Publié le 25 Sep 2013 - 21:20
SUPPLÉANCE DU PRÉSIDENT DE LA RÉPUBLIQUE

Moustapha Niasse serait-il entre deux fauteuils ?

 

 

Le débat sur la durée du mandat du président de l'Assemblée nationale fait l'objet de controverses dont une liée à la suppléance du chef de l'Etat en cas de vacance du pouvoir. Y aurait-il vide juridique ?

 

En vacances prolongées depuis juin, les députés vont bientôt reprendre le chemin de l'hémicycle avec le début, en octobre, de la session unique 2013-2014 qui débute par l'examen du projet de loi de finance pour l'année à venir. Trois mois sabbatiques qui installent un débat autour du mandat du président de l'Assemblée nationale, Moustapha Niasse, qui est arrivé à terme. Car, selon l'article 15 du règlement intérieur, «le président de l'Assemblée nationale et les membres du Bureau sont élus pour une durée d'un an». Le délai étant donc expiré depuis le 31 juillet 2013, on est en droit de se demander si Moustapha Niasse, dauphin constitutionnel du président Macky Sall, peut encore se prévaloir du titre de Président de l'Assemblée nationale. Y a-t-il vide juridique à ce niveau ?
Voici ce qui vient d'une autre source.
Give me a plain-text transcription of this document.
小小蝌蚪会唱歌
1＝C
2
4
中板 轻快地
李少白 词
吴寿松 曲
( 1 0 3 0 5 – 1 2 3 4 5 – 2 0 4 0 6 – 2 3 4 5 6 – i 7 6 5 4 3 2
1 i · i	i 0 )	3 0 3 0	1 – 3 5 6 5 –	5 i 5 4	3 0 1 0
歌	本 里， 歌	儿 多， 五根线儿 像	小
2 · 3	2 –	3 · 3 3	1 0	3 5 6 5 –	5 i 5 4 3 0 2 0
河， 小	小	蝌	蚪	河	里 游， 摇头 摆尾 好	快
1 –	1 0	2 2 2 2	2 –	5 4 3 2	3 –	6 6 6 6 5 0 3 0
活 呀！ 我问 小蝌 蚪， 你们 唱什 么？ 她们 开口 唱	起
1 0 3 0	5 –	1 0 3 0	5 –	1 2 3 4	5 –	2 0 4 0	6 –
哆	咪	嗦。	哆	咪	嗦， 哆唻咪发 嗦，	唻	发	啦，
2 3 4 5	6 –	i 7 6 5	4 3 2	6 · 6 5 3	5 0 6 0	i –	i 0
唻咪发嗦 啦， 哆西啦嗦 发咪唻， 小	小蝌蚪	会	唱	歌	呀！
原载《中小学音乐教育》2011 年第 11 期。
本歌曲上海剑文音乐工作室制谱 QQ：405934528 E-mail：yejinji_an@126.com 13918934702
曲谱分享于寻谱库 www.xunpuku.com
Le député Cheikhou Oumar Sy pense que, dans ce cas, cette question ne saurait se limiter exclusivement au président de l'Assemblée. «S'il y a vide juridique, ça concerne tout le Bureau de l'Assemblée nationale (car) il est élu en même temps que le Bureau de l'Assemblée nationale pour une durée d'un an renouvelable. A l'issue de cette année, on ne peut pas parler de vide juridique, en faisant fi des membres du bureau. Que ce soit les vice-présidents, les questeurs, les secrétaire élus», explique-t-il.
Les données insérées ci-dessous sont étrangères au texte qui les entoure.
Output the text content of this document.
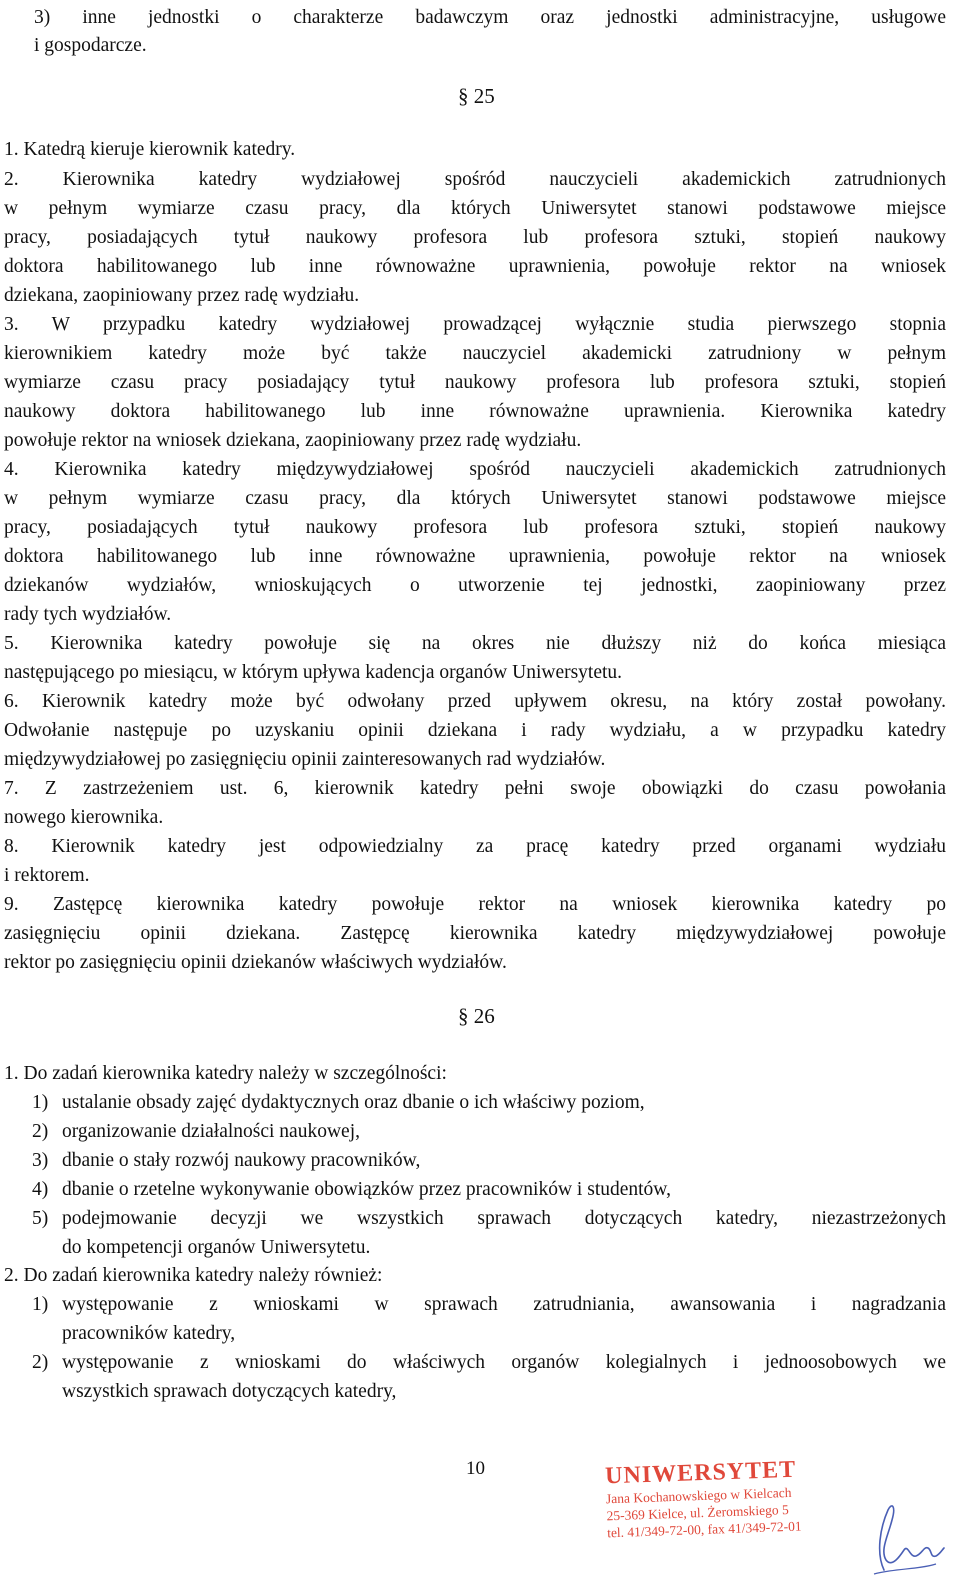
3) inne jednostki o charakterze badawczym oraz jednostki administracyjne, usługowe
i gospodarcze.
§ 25
1. Katedrą kieruje kierownik katedry.
2. Kierownika katedry wydziałowej spośród nauczycieli akademickich zatrudnionych
w pełnym wymiarze czasu pracy, dla których Uniwersytet stanowi podstawowe miejsce
pracy, posiadających tytuł naukowy profesora lub profesora sztuki, stopień naukowy
doktora habilitowanego lub inne równoważne uprawnienia, powołuje rektor na wniosek
dziekana, zaopiniowany przez radę wydziału.
3. W przypadku katedry wydziałowej prowadzącej wyłącznie studia pierwszego stopnia
kierownikiem katedry może być także nauczyciel akademicki zatrudniony w pełnym
wymiarze czasu pracy posiadający tytuł naukowy profesora lub profesora sztuki, stopień
naukowy doktora habilitowanego lub inne równoważne uprawnienia. Kierownika katedry
powołuje rektor na wniosek dziekana, zaopiniowany przez radę wydziału.
4. Kierownika katedry międzywydziałowej spośród nauczycieli akademickich zatrudnionych
w pełnym wymiarze czasu pracy, dla których Uniwersytet stanowi podstawowe miejsce
pracy, posiadających tytuł naukowy profesora lub profesora sztuki, stopień naukowy
doktora habilitowanego lub inne równoważne uprawnienia, powołuje rektor na wniosek
dziekanów wydziałów, wnioskujących o utworzenie tej jednostki, zaopiniowany przez
rady tych wydziałów.
5. Kierownika katedry powołuje się na okres nie dłuższy niż do końca miesiąca
następującego po miesiącu, w którym upływa kadencja organów Uniwersytetu.
6. Kierownik katedry może być odwołany przed upływem okresu, na który został powołany.
Odwołanie następuje po uzyskaniu opinii dziekana i rady wydziału, a w przypadku katedry
międzywydziałowej po zasięgnięciu opinii zainteresowanych rad wydziałów.
7. Z zastrzeżeniem ust. 6, kierownik katedry pełni swoje obowiązki do czasu powołania
nowego kierownika.
8. Kierownik katedry jest odpowiedzialny za pracę katedry przed organami wydziału
i rektorem.
9. Zastępcę kierownika katedry powołuje rektor na wniosek kierownika katedry po
zasięgnięciu opinii dziekana. Zastępcę kierownika katedry międzywydziałowej powołuje
rektor po zasięgnięciu opinii dziekanów właściwych wydziałów.
§ 26
1. Do zadań kierownika katedry należy w szczególności:
1) ustalanie obsady zajęć dydaktycznych oraz dbanie o ich właściwy poziom,
2) organizowanie działalności naukowej,
3) dbanie o stały rozwój naukowy pracowników,
4) dbanie o rzetelne wykonywanie obowiązków przez pracowników i studentów,
5) podejmowanie decyzji we wszystkich sprawach dotyczących katedry, niezastrzeżonych
do kompetencji organów Uniwersytetu.
2. Do zadań kierownika katedry należy również:
1) występowanie z wnioskami w sprawach zatrudniania, awansowania i nagradzania
pracowników katedry,
2) występowanie z wnioskami do właściwych organów kolegialnych i jednoosobowych we
wszystkich sprawach dotyczących katedry,
10	UNIWERSYTET
Jana Kochanowskiego w Kielcach
25-369 Kielce, ul. Żeromskiego 5
tel. 41/349-72-00, fax 41/349-72-01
Toutefois, Cheikh O. Sy estime que le refus du retour à l'orthodoxie à propos du mandat du président de l'Assemblée pose «problème». «Le président de l'Assemblée était élu pour un mandat de  5 ans, puis pour un an. Cela pose problème par rapport au principe de continuité de l'Etat», constate-t-il. «Si le président Macky Sall était dans l'incapacité de gouverner - je ne le souhaite pas - dans cette période-là (vacances parlementaires), Moustapha Niasse serait-il en mesure de remplacer dignement le président de la République ou serait-ce la présidente du Conseil économique, social et environnemental qui le remplacerait en attendant que le Bureau soit réélu ?», se demande-t-il.
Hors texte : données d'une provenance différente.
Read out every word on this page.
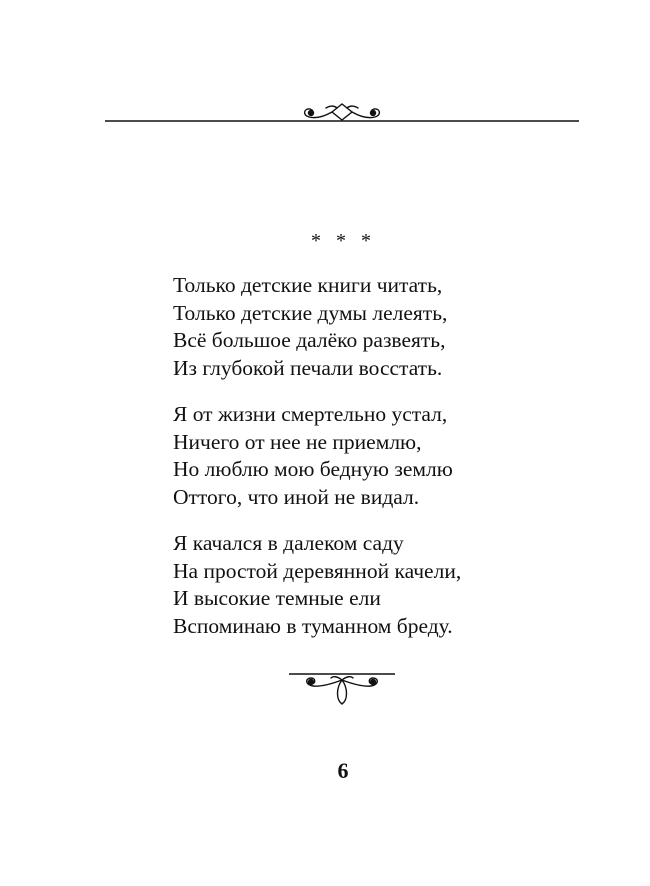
* * *
Только детские книги читать,
Только детские думы лелеять,
Всё большое далёко развеять,
Из глубокой печали восстать.
Я от жизни смертельно устал,
Ничего от нее не приемлю,
Но люблю мою бедную землю
Оттого, что иной не видал.
Я качался в далеком саду
На простой деревянной качели,
И высокие темные ели
Вспоминаю в туманном бреду.
6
La réponse est peut-être à trouver dans les propos de l'ancien député libéral Tafsir Thioye, pour qui «il y a un vide juridique qui ne dit pas son nom» mais qui ne déteint pas tout de même sur le mandat de Moustapha Niasse. «Il y a un vide juridique (car) il n'a pas été  précisé que la première année de gestion peut prendre plus d'une année, mais on ne peut ne pas le (Moustapha Niasse) considérer comme président de l'Assemblée. Il est valablement élu». Selon lui, «la première convocation n'a pas été faite par l'Assemblée nationale, mais par le président de la République. C'est à la suite que le bureau a été mis en place. Ce bureau-là, au même titre que son président et ses membres, est élu pour un an. Et cela s'est fait sur la base de la première convocation» du 31 juillet 2012, explique Tafsir Thioye.

 

«Réviser impérativement le règlement intérieur»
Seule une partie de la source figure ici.